Ein fataler Vorwurf! Er soll nicht erhoben werden gegen uns, die wir vor 1938 als Österreicher geboren, ab 1938 Deutsche waren, ab 1945 zu Österreichern transformiert wurden, bis 1955 unter politischer Besatzung lebten, die europäische Einigung ersehnten und vorantreiben wollen, die daher immer wieder ihre Identitätsfragen stellen werden. Die Österreicher haben spät die österreichische Nation akzeptiert, haben aber Friedfertigkeit aus der Geschichte gelernt, nämlich durch eine fortschreitende, sich stets erweiternde Demokratisierung. Demokratie ist untrennbar, als Ziel, als Voraussetzung und als Sicherung, mit Frieden verbunden. Die Teilnahme an der politischen Beratung in einer Gesellschaft und an den politischen Entscheidungen gewährleistet allein auf Dauer die friedliche Entwicklung des Gemeinwesens. Friede ist die Mutter aller Dinge.
Friede ist staatlich geordnete Harmonie
Gegenstand und Ziel der staatlichen Politik ist Friedensstiftung und -erhaltung (Zitat Dolf Sternberger) - nicht nur in einem engeren politischen Sinn, sondern auch als die Raison d’etre des Staates überhaupt, also in einem prinzipiellen Sinn. Die Sicherung des inneren und äußeren Friedens und die gelingende gesellschaftliche Kohäsion rechtfertigen allein alle staatliche Tätigkeit. Pax est ordinata concordia - Friede ist staatlich geordnete Harmonie, stellte schon Augustinus fest.

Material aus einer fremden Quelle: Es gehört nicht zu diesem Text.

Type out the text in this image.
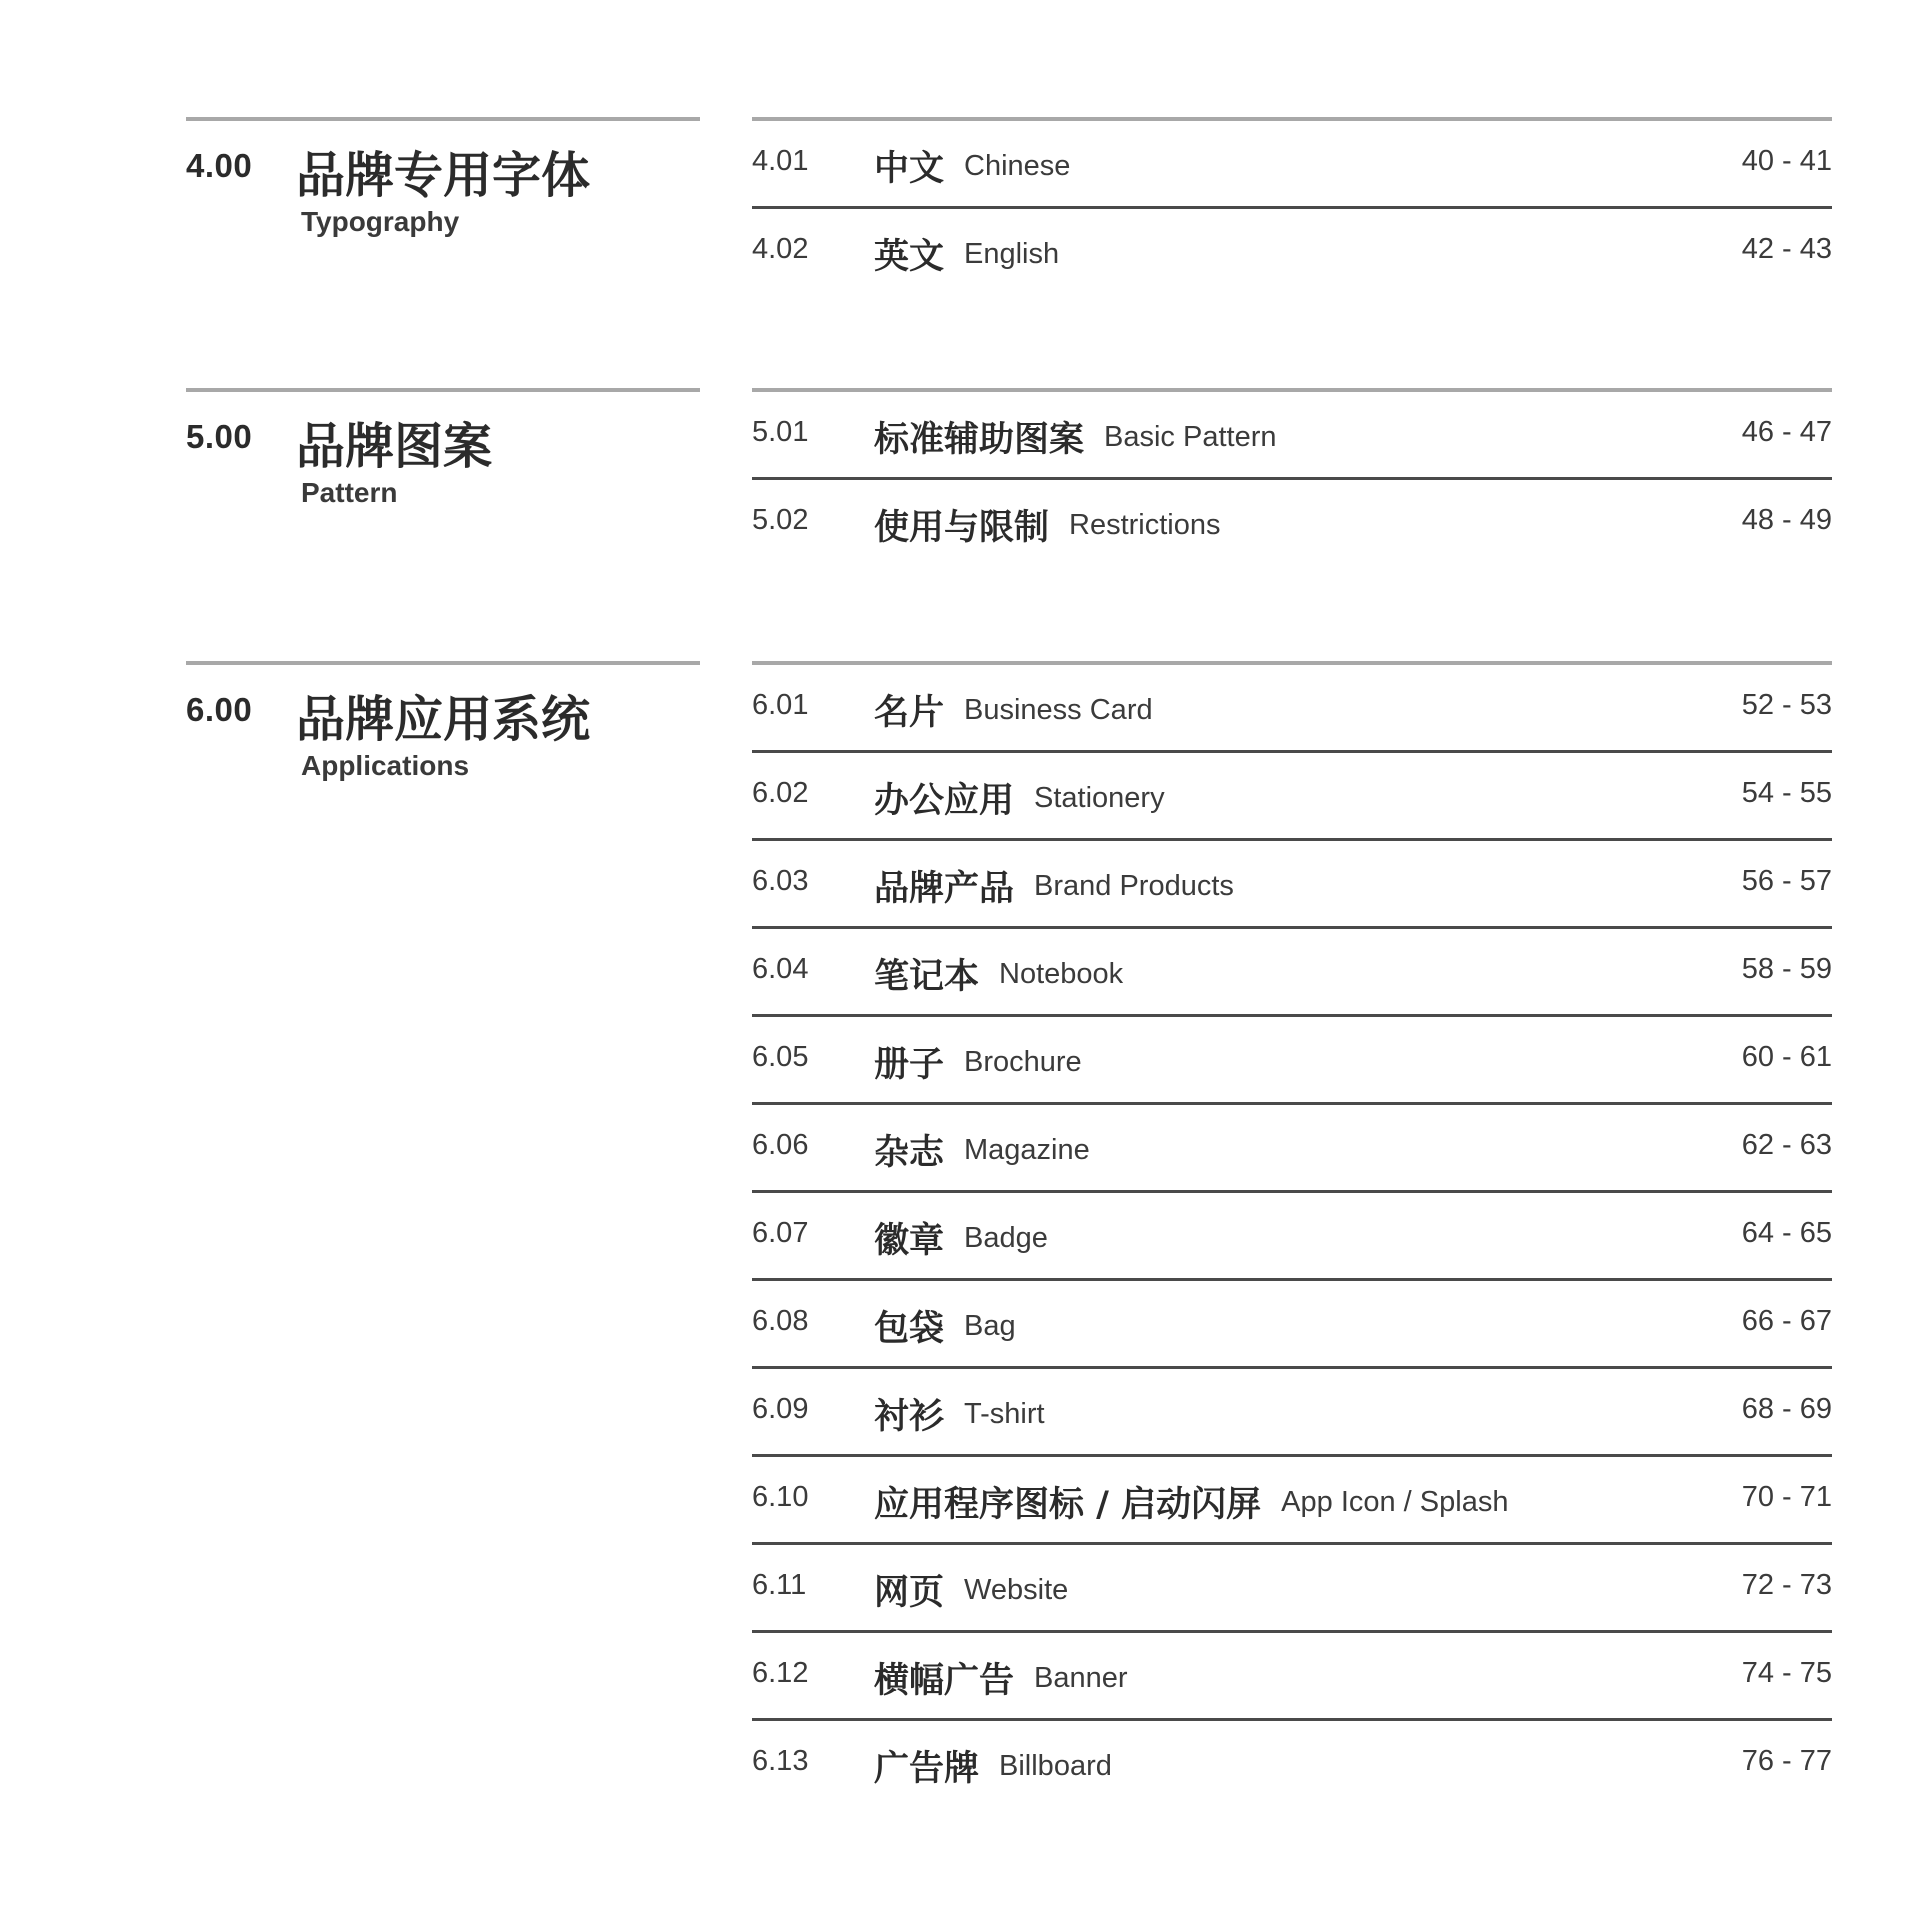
4.00 品牌专用字体
Typography
4.01 中文 Chinese	40 - 41
4.02 英文 English	42 - 43
5.00 品牌图案
Pattern
5.01 标准辅助图案 Basic Pattern	46 - 47
5.02 使用与限制 Restrictions	48 - 49
6.00 品牌应用系统
Applications
6.01 名片 Business Card	52 - 53
6.02 办公应用 Stationery	54 - 55
6.03 品牌产品 Brand Products	56 - 57
6.04 笔记本 Notebook	58 - 59
6.05 册子 Brochure	60 - 61
6.06 杂志 Magazine	62 - 63
6.07 徽章 Badge	64 - 65
6.08 包袋 Bag	66 - 67
6.09 衬衫 T-shirt	68 - 69
6.10 应用程序图标 / 启动闪屏 App Icon / Splash	70 - 71
6.11 网页 Website	72 - 73
6.12 横幅广告 Banner	74 - 75
6.13 广告牌 Billboard	76 - 77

1984 erschien ein "Schönheitsmanifest" von Jörg Mauthe und Günther Nenning. Hätten sie heute nicht eher ein "Friedensmanifest" geschrieben und "vermehrt Frieden" statt "vermehrt Schönes" eingefordert? Hätten sie gefordert, Versöhnungsstätten zu schaffen, eine neue Friedensbewegung zu bilden, die wie Ärzte ohne Grenzen Versöhnung über Grenzen hinweg non-gouvernmental betreibt? "Die Waffen nieder" reicht nicht, die Maßnahmen der Versöhnung sind zu erarbeiten und zu üben, üben, üben. Das Paradox ist zu brechen, dass alle zwar die vielen sinnvollen rechtlichen Verträge, Konventionen und Regierungsbeschlüsse, Krieg als Mittel der Politik zu verpönen und endlich aufzugeben, beklatschen, aber nicht einhalten.